Keep your dogs/cats microchip number and microchip database phone number in a safe place! Add your dog to your mobile phone contacts and include along with their microchip number and database contact info, insurance policy number with the contact number and the local dog wardens numbers.
* Neuter your pet as this can reduce the likelihood of roaming and make them less attractive to pet thieves. Dogs are likely to be sold on if neutered but used for breeding if not!
* Make sure your pet is wearing a collar with an ID tag and that it is up to date. It is a legal requirement for a dog to have an ID tag with your name and address on it. We also recommend including your mobile phone number on any ID tag as this can help reunite you with your pet quickly should they ever get lost.
* Microchip your pets . It has been a legal requirement to have your dog microchipped in England and Wales since April 2016. Please check that your dogs chip is registered with up to date contact details, since the new legislation was introduced there have been many mistakes made by the databases. If you have imported or bought an overseas puppy/dog you must register the microchip on a UK database.
• Decide who owns the dog in your household. Discuss who would own the dog in the event of bereavement or break up and draw up documentation to this effect. This may seem unnecessary, but pets can become the centre of ownership disputes in these circumstances.
• If you find a stray dog or cat take them to a vet to be scanned. You must by law report a found stray dog to the local animal warden. Keeping a stray dog can result in you being charged with ‘Theft of an animal by finding’

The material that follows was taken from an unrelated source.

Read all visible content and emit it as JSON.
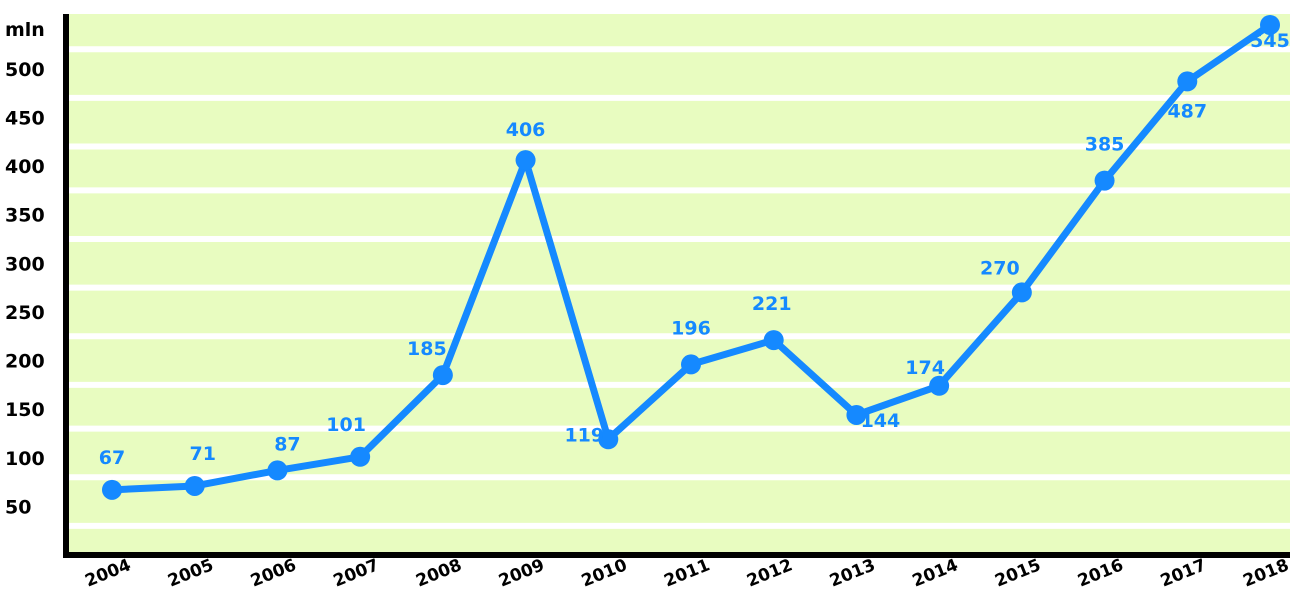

DogLost Award-winning DogLost is the country’s premier pet reunification service. Its automated alerts and poster generation is supported by a network of volunteers who offer advice and support on the ground as well as the website. It works closely with the police, dog wardens and rescues and it is at the forefront of fighting back against the rising crime of dog theft. The service is entirely free to owners and it helped more than 12,000 last year.
Pet Theft Awareness This is our chance to highlight to a wider audience the misery that thieves are causing by stealing pets and horses. We have three main aims: Prevention, guidance to victims, and to campaign for tougher laws. If you own a pet the chances are that someone else will want it! Some will be irreplaceable pets and many will be highly trained and valuable working dogs.
Vets Get Scanning When Sir Bruce Forsyth’s daughter’s microchipped dogs were stolen in May’06, the family found out how the microchip system in place was letting responsible pet owners down. They have been campaigning to get compulsory microchip scanning by vets, rescues, dog wardens and other authorities dealing with deceased pets. You only find out how microchipping does not work when your pet goes missing!